Je crois que cette idée de géopoétique répond simplement à quelque chose qui est dans l’air du temps. L’envie de dire le parfum des fleurs, stylo à la main, le nez penché sur des pages bric-a-brac ou levé au vent. De revenir à la Terre, quand la modernité et l’industrialisation nous font perdre pied.

Cristián dira que les peuples d’ici sont particulièrement sensibles à cette démarche du fait de leurs origines indigènes. La Terre-mère est peut-etre bien née dans les Andes. J’ai tout de même l’impression que cette mouvance est générale, et n’appartient ni à l’Occident ni aux Amériques indiennes. C’est la violence des médias et leur tendance à vehiculer des préjuges sur un continent qu’elle aime qui a poussé Géraldine à fonder un projet de cinéma basé sur une forme de documentaire poétique. C’est l’industrie de la pêche massive qui a suscité cette rebellion artistique chez les habitants de Puerto Aysen. Ce qui nous ramène à l’autre, au dehors – et ce qui est aussi à soi, dans le sens de ce qui nous appartient et de ce qui nous definit – est innombrable.

La couleur d’une montagne. Le calme de la mer. Le sourire tendre d’une étrangère.

Tout ce qui se fait voyage, ailleurs et chez soi.

Entre l’espace d’une porte, et celui de l’océan.

Dans l’air du temps.

 

Pochette de l'album du rappeur francais McSolaar, sorti en 2017

Pochette de l’album du rappeur francais McSolaar, sorti en 2017

 

Dans le lit de Magellan

Nous avons traversé la frontière à pied. Nous revenons au Chili par une route bordée de forêt, un grand lac. Depuis la douane argentine, il y a une beauté de paysage qui n’appartient à personne. Quelqu’un y a placé un chemin de croix et nous avançons au rythme des souffrances du Christ, fleurs en paysage, épines au front. Un chemin comme une histoire. Pique-nique à l’ombre de bras ouverts, près d’un ruisseau.

Une chienne nous suit. Nous l’avons croisée avec ses petits à Los Antiguos et, pour un regard, elle a tout abandonné, s’est prise dans nos pattes. Ses chiots dans cette dernière ville argentine, connue pour ses cérises et ses rencontres de motards. On craint qu’elle ne puisse pas passer la frontière et se retrouve là, dans le rien.

Trois femmes marchent en sens inverse, également suivies par un chien -même couleur, même taille-, et chacun siffle comme il peut pour récupérer l’animal de son pays et le ramener à la frontière adéquate.

Trois femmes au teint brun et un chien blanc et noir.

La rivière passe sous nos sifflements. Silence de la pampa.

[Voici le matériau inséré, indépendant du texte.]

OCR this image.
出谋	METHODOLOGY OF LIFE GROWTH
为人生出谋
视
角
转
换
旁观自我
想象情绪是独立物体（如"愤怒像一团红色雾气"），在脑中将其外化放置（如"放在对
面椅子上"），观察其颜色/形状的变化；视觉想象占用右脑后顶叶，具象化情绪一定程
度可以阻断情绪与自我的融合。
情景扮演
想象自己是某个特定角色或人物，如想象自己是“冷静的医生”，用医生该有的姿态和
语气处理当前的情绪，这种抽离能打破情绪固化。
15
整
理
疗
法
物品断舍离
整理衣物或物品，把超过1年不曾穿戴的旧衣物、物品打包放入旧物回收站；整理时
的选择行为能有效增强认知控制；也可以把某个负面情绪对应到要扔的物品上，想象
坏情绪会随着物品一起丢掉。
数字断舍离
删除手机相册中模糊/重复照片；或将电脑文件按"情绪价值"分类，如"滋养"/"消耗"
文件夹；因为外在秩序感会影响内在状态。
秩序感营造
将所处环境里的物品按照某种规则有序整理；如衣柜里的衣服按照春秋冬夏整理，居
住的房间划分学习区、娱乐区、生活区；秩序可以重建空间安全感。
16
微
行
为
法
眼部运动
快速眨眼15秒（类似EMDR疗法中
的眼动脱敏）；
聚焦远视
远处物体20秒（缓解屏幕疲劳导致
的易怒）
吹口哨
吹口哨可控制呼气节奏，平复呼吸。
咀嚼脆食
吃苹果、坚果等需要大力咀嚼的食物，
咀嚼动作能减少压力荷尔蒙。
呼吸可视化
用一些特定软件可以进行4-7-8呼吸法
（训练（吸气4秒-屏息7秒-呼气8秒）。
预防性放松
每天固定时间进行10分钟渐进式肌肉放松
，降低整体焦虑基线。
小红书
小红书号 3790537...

Rien à faire. Notre compagne nous suit jusqu’à ce qu’on monte dans une voiture. Une famille nous emmène à Chile Chico, première ville chilienne de ce côté-ci, et on la laisse là, sur le bord de la route. Le regard d’une chienne contre celui d’une enfant, petite veste rouge et deux grandes couettes.

Ainsi notre retour au pays du Pacifique commence par un pincement au coeur, et une caresse.

 

Je l’avais quitté, ce pays, avant même que Tortuga n’ait réussi à larguer les amarres. Les ennuis s’étaient succédés à Punta Arenas, capitale de la région de Magellan, extrême Sud de la Patagonie avant la Terre de Feu, de sorte que tous nous avions hâte de quitter cette ville maudite.

Nous n’avions pourtant pas d’a priori sur cet endroit, qui devait accueillir notre nouvelle résidence et signer avec brio la fin de notre aventure australe. Le matin où nous arrivons, le port central nous ouvre ses portes et c’est avec soulagement qu’on attache les aussières à un vrai ponton. Pas besoin d’annexe ni de kayak. On regarde tout de même le gros pneu qui sert de parbatte avec un peu d’appréhension, ayant toujours bien en tête notre dernier passage dans un port de tanker, au Cap Vert, lorsque nous avions dû débarquer en catastrophe trois amies pendant que le bois du pont bâbord de Tortuga explosait sous la pression des vagues frappant contre la jetée.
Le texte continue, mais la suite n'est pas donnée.